Although footage of the Wednesday, February 24 whale attack which has killed Dawn Brancheau, a 40-year-old trainer at SeaWorld Orlando hasn’t emerged, hundreds of thousands viewers are flocking to YouTube in search of the clip and to watch dozens of whale videos.
Yesterday’s death, according to video interviews and news reports, was not the first time a whale has turned on its trainer. SeaWorld has a history of killer whales becoming aggressive. In each case, spectators watch in horror as trainers are thrown around like feeder fish and pounced on by the enormous animals.
Of the large pool of whale attack videos, viewers have been especially fond of clips that capture carnage and offer information on why the beasts turn on humans.
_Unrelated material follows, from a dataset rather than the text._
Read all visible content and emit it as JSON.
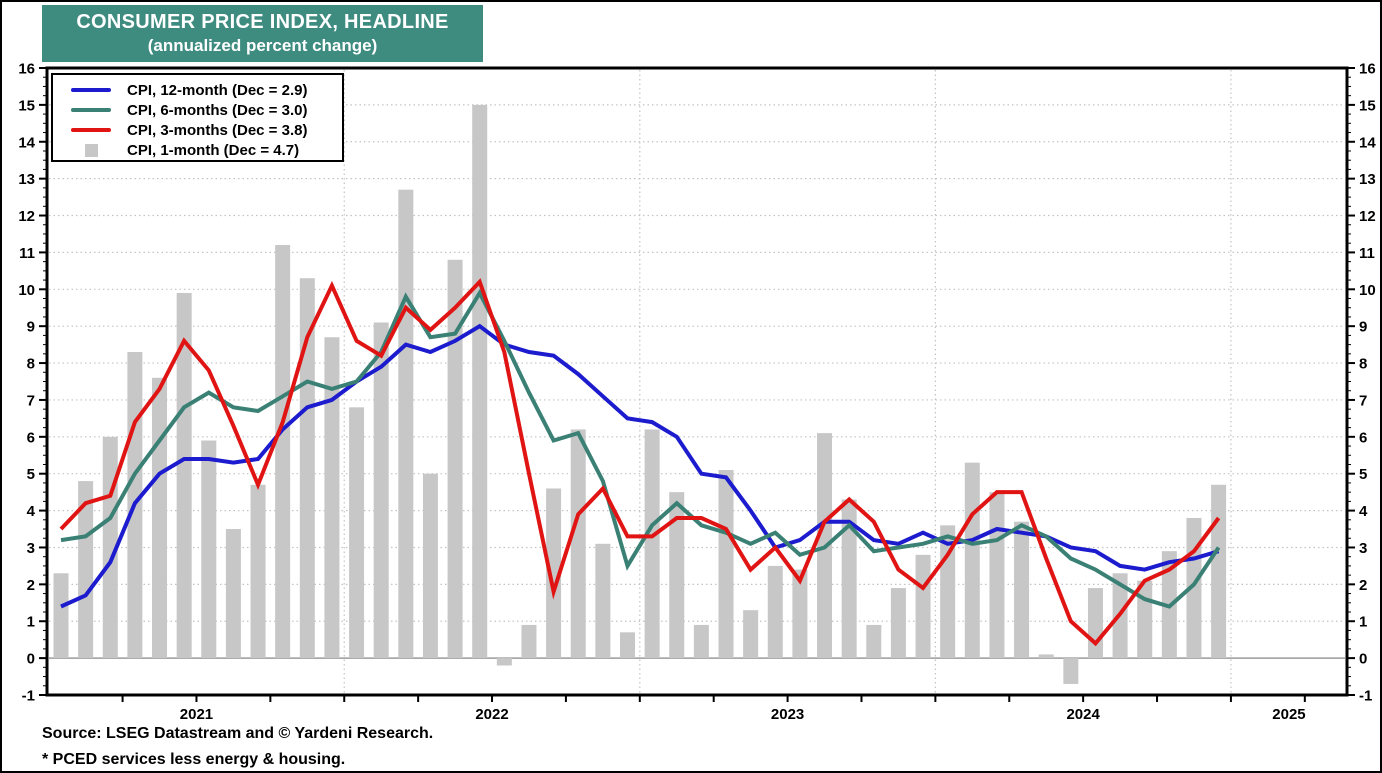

Entertainment venues like SeaWorld also continue to be under fire for keeping killer whales in captivity. Opponents have longed claimed whales belong at sea and when one attacks a human, few should be shocked.
One popular YouTube clip includes an interview with whale expert Nancy Black, who says confining a 20,000-pound animal is a recipe for disaster.
“Whales are top predators,” Black said. “And they are put in a small tank (and) they get stressed out. They look for companionship.”
As for Tillikum, the male killer whale involved in Wednesday’s tragedy, Black says stress and isolation were likely what sparked the whale to behave erratically.
“I think there was a lot of stress involved,” Black said. “I hear that whale was often isolated. And, people were not getting in the water with it because of previous incidents.”
Tilikum has killed before. In 1991, Tili, and two females, killed a trainer in Canada. Officials believe a man entered SeaWorld after hours in 1999 and drowned during an encounter with Tilikum.
Tilikum, footage notes, is kept at SeaWorld as a breeder and now spends much of his time in isolation. Sea animal attractions like SeaWorld began placing killer whales in captivity in the 1960s.